Don't take advice from stick figures

I will have to admit that one of my favorite past times is making fun of stupid pictures people put on Facebook. You know, the ones that have some "inspiring" quote in front of a picture that does not at all relate to the subject? How about the ones that take some really inspirational quote from someone like ghandi and set it to a picture of some emo teenage couple doing a pinky promise? I've never actually seen that one to be fair, but with half of the crap that I see on the Internet, I won't doubt it's existence. Or my personal favorites, the bucket list excerpts written by obsessive teenage girls about how they want their future guy to act. "23: to find a guy who makes you breakfast in bed every single morning" or "4556743: to find a guy who loves me so much, he spends all night staring at me and obsesses over me every damn second of the day." Adorable.
Anyway, seething animosity aside for ditzy teenage girls aside, I found this picture today. I don't really want to make fun of it, because the picture has a lot of good intentions, but I had so many objections to pretty much everything in this picture. The pic is below, titled "How to Not be Hard on Yourself." First and foremost, I would like to say how wonderful this idea was. I think that we are all a bit too hard on ourselves. I mean, for God's sake, the fact that you are alive today means that you were the one out of billions of sperm cells that made it to the egg and finished the job. You literally grew yourself into a human from a blind date between two cells. You fight gravity every single day. You take food and turn it into poop. Seriously, if anything, just take five minutes out of your day and just think about that. 
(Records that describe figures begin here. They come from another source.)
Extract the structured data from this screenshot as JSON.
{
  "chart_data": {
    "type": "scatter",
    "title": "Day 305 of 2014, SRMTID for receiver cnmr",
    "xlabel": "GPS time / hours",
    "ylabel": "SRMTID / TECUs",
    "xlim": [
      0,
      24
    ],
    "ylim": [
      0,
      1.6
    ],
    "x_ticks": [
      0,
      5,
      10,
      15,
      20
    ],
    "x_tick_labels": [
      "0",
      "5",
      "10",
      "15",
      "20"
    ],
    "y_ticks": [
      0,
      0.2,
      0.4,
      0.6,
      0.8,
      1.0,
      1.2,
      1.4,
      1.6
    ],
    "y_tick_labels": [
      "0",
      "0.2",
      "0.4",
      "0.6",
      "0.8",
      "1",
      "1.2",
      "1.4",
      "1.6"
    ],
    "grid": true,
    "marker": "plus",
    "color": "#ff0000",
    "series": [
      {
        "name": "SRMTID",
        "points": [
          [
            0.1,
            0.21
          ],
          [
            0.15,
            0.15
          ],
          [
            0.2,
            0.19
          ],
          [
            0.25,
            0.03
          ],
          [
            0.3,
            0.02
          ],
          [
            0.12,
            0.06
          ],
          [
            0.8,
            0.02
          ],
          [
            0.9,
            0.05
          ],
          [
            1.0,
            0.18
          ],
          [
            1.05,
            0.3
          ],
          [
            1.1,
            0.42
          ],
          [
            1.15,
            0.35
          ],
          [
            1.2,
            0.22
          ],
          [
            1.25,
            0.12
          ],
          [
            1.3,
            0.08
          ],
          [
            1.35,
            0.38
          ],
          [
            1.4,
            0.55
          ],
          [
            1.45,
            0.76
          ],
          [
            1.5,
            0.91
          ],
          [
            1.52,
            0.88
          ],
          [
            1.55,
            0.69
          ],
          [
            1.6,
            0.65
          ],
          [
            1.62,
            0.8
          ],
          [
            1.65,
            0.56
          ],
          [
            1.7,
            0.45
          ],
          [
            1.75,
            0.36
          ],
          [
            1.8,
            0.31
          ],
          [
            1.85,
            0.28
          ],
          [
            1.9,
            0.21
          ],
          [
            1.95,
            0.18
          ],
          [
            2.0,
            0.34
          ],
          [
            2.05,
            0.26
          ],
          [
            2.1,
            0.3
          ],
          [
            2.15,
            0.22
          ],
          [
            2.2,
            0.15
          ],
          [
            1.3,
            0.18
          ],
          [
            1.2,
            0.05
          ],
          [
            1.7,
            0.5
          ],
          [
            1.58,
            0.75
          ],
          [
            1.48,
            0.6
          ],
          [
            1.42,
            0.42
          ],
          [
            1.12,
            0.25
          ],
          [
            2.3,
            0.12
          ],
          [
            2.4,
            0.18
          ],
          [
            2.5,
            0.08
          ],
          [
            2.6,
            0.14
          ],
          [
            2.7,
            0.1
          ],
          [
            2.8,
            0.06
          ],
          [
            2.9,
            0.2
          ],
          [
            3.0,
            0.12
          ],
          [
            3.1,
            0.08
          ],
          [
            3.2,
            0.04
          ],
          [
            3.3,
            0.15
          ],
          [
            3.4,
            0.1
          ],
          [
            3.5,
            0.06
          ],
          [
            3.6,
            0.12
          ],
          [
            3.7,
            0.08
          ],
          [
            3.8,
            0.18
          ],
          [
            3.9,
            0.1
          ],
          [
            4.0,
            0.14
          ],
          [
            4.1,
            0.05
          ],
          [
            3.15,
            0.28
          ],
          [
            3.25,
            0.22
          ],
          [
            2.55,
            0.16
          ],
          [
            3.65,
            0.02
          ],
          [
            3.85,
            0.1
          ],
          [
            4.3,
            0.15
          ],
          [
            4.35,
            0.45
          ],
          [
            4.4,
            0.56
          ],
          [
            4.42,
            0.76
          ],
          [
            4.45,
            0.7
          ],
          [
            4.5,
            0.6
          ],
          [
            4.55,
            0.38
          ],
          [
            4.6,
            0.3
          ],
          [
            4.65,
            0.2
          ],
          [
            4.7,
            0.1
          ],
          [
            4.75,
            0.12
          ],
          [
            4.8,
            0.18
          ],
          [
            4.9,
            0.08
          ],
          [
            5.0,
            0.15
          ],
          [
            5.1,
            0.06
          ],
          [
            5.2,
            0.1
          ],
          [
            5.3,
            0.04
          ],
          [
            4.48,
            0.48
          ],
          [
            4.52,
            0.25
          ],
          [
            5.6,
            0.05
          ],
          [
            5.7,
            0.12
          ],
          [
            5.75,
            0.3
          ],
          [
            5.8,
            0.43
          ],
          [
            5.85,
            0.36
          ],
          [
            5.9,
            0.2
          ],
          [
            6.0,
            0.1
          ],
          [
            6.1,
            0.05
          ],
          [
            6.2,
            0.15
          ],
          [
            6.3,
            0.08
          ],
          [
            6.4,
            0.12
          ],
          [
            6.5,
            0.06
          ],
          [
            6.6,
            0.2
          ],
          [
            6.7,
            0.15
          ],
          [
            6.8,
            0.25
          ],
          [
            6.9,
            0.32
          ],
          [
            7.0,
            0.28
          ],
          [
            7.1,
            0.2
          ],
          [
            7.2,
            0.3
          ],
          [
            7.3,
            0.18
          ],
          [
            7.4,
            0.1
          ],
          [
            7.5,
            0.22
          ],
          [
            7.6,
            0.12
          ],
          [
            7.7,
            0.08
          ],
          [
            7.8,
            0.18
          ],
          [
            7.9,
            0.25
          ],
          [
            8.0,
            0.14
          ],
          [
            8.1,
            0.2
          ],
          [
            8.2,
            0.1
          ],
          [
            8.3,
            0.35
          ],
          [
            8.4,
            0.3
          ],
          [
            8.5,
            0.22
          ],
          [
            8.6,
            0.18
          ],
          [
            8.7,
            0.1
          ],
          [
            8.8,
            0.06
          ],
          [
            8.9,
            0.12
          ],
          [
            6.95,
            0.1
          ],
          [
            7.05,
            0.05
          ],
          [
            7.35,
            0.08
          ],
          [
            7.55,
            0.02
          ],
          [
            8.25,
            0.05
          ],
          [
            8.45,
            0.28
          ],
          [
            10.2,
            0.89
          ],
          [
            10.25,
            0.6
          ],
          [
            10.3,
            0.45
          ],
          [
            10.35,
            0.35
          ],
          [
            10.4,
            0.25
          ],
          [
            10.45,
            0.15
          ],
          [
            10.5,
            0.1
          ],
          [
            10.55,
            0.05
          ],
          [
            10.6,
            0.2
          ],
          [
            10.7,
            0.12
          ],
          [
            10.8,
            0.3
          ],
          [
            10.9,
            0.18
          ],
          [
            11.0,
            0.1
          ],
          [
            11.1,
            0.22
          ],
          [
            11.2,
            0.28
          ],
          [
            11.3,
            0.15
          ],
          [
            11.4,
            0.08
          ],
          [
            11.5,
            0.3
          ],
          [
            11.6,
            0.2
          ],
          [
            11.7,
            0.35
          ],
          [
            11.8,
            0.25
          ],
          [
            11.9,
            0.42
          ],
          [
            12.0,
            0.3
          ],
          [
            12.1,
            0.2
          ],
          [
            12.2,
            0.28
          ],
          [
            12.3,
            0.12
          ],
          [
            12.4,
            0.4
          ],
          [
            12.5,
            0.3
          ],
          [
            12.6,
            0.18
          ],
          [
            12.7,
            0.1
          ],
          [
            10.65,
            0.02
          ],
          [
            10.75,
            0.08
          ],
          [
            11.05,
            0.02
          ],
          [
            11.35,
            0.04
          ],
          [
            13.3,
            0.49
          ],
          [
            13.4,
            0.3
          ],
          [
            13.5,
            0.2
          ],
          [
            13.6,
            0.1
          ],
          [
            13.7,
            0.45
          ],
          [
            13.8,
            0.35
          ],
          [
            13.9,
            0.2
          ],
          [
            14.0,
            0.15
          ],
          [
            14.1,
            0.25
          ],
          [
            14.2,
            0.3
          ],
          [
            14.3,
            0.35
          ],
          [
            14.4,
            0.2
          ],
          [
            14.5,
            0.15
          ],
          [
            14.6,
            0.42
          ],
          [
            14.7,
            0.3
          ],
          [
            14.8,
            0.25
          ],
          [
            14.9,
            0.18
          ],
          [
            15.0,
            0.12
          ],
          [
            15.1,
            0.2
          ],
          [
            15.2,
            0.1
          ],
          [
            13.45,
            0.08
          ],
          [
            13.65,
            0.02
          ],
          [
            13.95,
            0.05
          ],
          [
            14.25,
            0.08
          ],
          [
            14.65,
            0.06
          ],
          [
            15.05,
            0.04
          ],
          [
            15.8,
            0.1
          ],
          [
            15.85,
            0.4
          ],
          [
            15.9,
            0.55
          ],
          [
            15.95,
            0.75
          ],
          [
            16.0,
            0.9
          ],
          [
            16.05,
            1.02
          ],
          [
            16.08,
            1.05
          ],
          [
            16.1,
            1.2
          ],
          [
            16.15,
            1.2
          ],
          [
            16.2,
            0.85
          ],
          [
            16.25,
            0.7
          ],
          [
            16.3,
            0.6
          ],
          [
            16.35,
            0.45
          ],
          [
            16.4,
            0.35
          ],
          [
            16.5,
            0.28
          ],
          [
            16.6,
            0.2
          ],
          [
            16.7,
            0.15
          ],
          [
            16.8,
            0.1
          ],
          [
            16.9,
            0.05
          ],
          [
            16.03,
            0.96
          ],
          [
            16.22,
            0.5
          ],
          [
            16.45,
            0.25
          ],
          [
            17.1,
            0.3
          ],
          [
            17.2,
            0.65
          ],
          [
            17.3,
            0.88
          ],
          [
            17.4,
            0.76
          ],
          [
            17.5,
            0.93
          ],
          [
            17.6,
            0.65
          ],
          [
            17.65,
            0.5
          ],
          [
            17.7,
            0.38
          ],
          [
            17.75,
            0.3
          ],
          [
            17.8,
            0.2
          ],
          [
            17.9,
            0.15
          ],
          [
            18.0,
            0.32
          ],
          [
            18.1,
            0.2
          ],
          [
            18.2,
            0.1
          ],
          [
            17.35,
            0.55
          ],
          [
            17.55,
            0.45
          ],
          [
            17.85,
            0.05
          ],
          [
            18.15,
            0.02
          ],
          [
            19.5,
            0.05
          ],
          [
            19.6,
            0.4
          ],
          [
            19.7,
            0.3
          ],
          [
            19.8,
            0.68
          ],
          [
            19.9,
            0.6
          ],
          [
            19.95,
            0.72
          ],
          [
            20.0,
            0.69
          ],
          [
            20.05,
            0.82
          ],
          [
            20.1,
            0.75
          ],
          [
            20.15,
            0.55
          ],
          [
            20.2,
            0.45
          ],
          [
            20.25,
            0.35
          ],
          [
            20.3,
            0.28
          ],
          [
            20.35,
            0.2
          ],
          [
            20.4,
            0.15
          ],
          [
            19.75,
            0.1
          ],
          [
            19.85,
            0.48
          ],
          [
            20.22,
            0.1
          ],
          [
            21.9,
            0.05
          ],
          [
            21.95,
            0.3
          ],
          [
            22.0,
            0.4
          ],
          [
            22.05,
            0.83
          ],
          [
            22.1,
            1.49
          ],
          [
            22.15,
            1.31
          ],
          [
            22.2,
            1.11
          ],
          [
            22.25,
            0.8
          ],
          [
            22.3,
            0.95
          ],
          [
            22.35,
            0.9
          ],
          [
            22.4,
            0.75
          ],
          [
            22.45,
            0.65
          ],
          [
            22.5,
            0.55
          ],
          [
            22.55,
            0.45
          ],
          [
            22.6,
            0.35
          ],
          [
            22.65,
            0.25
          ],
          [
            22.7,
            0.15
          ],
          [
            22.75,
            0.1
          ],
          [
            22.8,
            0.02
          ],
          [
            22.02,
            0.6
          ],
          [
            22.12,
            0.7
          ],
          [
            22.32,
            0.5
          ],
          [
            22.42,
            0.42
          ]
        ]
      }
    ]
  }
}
That being said, I will now rip this picture to shreds with my biting sarcasm. 

My mistakes are part of my learning. So every time I go out and get drunk and make bad decisions, it's really just like going to school, right? And school is good. Everyone says to never stop learning so basically I should never stop making mistakes. 

There is no right way to do anything? This implies there is no WRONG way to do anything either, and I'm pretty sure if you get out of bed in the morning head first, you might break your neck. 

Stand up for what I believe in, even if it's popular. Except maybe advocating killing other people, because that's pretty unpopular and you should never advocate that. I feel as though maybe Hitler took this advice the wrong way. 

Learn from people who criticize me. The only thing I've learned from people who criticize me is that I'm basically worthless scum. You should learn to take CONSTRUCTIVE criticism and think about it carefully. 

Look at my past as an adventurous biography. Except it's an autobiography because I'm pretty sure I wrote it.

Don't underestimate your talent until you apply it 100 times. After that, you just suck and should learn from the criticism you get for wasting your time.

Express your anger in a positive way. Like beating the shit out of a punching bag while eating a turkey leg. 

But I get it, there's a lot of pressure on us. I think it has something to do with our place in history. The problem is that there have been SO many awesome people before us that have done so many awesome things. We are literally running out of things to be accomplished so honestly, I think that makes even getting out of bed and living day to day without dying or being eaten by killer geese a pretty spectacular accomplishment.